A 7.600 m, o raciocínio é limitado, e uma decisão errada pode ser fatal. Hoje, sinto alívio por ter tido clareza para decidir pelo retorno, prontamente aceito por Moeses e os sherpas. Olhando para trás, as condições da montanha, com muita neve acumulada, a demora na fixação de cordas e a limitação de O2 para continuar e ter reserva para a descida tornavam o retorno a única decisão racional.

O retorno

A volta ao C3 levou 10 horas, com esforço extremo devido à neve profunda e aos riscos. Qualquer erro por desatenção, causado por exaustão física e mental, poderia ser fatal. Entre gretas e o risco de queda de seracs, enfrentamos rapéis técnicos, incluindo um negativo onde sofri uma queda, por sorte sem consequências graves, e outro com exposição de 600 m, onde qualquer falha poderia custar a vida.

Por volta dos 7.000-6.900 m, comecei a ter alucinações: meu lado direito parecia uma greta vertical para a qual eu podia escorregar a qualquer momento. A 6.700 m, vi claramente, à esquerda, um quiosque vendendo Gatorade! Nossa água havia acabado, e a desidratação era intensa. Era um diálogo constante entre o consciente e o inconsciente, o real e o imaginário.

Chegamos ao C3 por volta das 17h do dia 19 de abril, exaustos, após cerca de 27 horas de esforço intenso em um ambiente hostil. Os sinais de esgotamento e edema, com inchaço, desidratação, baixa saturação de O2 e batimentos acelerados em repouso, eram evidentes. Na barraca, medimos os sinais vitais: minha saturação estava em 50%, com 117 bpm em repouso; a de Moeses, 45%, com 125 bpm.

Devido ao esgotamento e sinais de edema, descer aos campos inferiores pelo trecho perigoso entre C3 e C2 era arriscado. A única opção sensata foi organizar um resgate de helicóptero para um hospital em Katmandu. Acionamos o resgate por rádio e via Garmin, confirmado após um questionário rigoroso e horas de espera.

Um grupo de indianos que tentou atravessar o couloir retornou às 21h, sob fortes ventos e precipitação, confirmando que nossa decisão de voltar a 7.600 m foi acertada. Naquele dia, não houve cumes no Annapurna, mas também nenhuma fatalidade, o que, nessa montanha, é uma vitória.

No dia 20, três ucranianos também foram resgatados por helicóptero. O resgate na manhã de 20 de abril merece um relato à parte, pois foi uma das experiências mais intensas de nossas vidas!

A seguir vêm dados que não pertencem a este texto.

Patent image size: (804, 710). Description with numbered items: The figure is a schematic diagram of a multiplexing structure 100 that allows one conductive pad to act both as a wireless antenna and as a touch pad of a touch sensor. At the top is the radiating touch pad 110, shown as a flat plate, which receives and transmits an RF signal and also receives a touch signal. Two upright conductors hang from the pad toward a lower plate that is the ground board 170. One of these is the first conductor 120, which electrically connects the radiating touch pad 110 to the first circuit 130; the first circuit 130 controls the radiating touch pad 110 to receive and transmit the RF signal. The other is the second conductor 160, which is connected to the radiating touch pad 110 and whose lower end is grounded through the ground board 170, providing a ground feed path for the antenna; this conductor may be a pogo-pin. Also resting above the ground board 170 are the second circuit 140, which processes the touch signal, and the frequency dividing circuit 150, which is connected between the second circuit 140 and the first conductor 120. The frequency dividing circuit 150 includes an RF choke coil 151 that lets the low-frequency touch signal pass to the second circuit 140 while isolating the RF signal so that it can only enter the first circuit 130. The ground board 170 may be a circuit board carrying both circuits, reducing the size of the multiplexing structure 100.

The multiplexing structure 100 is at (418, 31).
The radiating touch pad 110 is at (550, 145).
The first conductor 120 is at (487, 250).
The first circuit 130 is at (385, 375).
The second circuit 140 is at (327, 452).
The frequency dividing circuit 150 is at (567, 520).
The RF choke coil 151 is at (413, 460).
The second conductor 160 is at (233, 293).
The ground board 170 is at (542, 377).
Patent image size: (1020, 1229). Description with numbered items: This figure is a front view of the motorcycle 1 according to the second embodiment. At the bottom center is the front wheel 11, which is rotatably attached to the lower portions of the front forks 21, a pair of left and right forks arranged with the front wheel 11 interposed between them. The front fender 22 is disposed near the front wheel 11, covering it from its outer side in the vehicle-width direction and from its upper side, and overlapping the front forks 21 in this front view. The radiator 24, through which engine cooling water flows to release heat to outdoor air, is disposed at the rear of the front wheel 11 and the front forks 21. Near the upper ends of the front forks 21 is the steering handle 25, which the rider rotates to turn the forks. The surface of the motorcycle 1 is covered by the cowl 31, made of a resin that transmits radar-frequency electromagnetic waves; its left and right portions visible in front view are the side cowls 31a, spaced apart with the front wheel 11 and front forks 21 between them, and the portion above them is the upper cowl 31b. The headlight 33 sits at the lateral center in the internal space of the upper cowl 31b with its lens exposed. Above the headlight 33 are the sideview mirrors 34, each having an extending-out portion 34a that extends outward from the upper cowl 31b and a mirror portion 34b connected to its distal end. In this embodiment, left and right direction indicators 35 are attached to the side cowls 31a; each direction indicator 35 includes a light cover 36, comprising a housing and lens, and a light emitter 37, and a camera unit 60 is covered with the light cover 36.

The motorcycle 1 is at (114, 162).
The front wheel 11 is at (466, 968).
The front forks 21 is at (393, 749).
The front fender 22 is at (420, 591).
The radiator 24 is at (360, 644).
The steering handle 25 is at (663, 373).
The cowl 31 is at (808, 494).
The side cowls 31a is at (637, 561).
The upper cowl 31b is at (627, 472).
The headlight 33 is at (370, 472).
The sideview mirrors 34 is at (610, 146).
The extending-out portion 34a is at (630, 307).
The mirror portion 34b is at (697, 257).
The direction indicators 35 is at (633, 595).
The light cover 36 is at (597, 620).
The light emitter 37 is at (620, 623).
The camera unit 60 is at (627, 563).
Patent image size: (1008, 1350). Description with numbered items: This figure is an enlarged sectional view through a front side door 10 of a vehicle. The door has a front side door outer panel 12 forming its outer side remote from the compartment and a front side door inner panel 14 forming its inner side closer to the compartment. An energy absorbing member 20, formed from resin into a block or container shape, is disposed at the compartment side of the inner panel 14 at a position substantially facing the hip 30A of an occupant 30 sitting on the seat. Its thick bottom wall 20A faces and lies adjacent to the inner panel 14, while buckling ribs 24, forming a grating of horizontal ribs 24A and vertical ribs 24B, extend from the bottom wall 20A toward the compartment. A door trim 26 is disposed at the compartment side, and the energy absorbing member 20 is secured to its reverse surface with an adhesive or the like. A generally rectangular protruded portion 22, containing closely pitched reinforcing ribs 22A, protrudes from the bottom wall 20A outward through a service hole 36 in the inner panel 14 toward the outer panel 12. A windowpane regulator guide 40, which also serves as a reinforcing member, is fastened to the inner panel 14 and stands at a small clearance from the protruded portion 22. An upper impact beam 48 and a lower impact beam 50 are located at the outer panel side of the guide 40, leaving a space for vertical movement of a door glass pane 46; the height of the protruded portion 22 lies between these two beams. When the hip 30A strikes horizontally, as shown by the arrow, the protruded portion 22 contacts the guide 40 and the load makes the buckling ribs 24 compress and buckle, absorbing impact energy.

Queríamos muito ter colocado a bandeira do Brasil no cume dessa montanha icônica, mas, desta vez, a montanha não permitiu. Estamos agora na fase final de nossa recuperação em Katmandu, encontrando amigos e feras do montanhismo e compartilhando experiências!

Moeses e eu agradecemos a todos que nos acompanharam e as acolhedoras mensagens de apoio que recebemos. Obrigada!